Pourquoi ? Les agents de renseignement ne sont-ils pas prêts à coopérer sur le terrain ?

Cela dépend. C’est un milieu plutôt conservateur, qui vit sur ses acquis et se croit encore investi d’une mission divine de protection de l’Etat régalien. La jeune génération, qui n’a pas connu la guerre froide, est sans doute en train de faire évoluer cette mentalité. Par ailleurs, le facteur confiance joue un rôle déterminant. Les agents doivent protéger leurs sources, leurs informateurs. Ce sera forcément plus compliqué à 25 qu’à 15 ! En outre, tous les Etats ne partagent pas la même culture du renseignement et n’ont pas les mêmes moyens que des poids lourds comme la France, l’Allemagne ou la Grande-Bretagne.

Par quoi faut-il commencer ?

Par ce qui n’a pas encore été entamé jusqu’ici : réfléchir à ce qu’est le renseignement actuellement. Envisager sa diversité. Faire un état des lieux pour voir comment on pourrait l’organiser au niveau européen. Réaliser un Livre blanc sur les missions des services de renseignement. Ce pourrait être un bon début pour M. Antiterrorisme. Il n’y aura pas de réponse miracle.

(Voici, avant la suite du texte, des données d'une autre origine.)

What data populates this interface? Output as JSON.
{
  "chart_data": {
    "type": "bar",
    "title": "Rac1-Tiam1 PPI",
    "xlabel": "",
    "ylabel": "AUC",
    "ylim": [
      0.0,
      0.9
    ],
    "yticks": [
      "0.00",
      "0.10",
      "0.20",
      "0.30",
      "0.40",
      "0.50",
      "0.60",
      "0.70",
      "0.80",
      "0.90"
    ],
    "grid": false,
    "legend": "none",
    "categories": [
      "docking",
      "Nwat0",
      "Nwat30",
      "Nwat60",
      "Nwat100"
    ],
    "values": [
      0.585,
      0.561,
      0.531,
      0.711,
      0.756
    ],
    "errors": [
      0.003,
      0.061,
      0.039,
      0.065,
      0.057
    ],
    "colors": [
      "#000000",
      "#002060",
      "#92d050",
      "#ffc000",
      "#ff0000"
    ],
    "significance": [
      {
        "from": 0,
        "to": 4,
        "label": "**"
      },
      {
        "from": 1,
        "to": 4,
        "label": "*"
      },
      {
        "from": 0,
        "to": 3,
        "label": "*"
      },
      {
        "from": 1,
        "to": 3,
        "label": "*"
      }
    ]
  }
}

Toutes sortes de structures, plus ou moins souples, sont possibles.

En outre, n’est-ce pas risqué de se focaliser sur le terrorisme international pour construire une coopération en matière de renseignement ?

Hier, la menace provenait de terroristes soutenus par des Etats. Désormais, elle est le fait de groupes autonomes, dispersés et restreints, qu’il est extrêmement difficile d’infiltrer. Et demain ? La menace change constamment de visage. Le terrorisme est aussi lié au trafic d’armes et de drogues, à la criminalité organisée… Aujourd’hui, il n’y a pas de vision politique ni à court ni à long terme sur le renseignement européen. C’est inquiétant.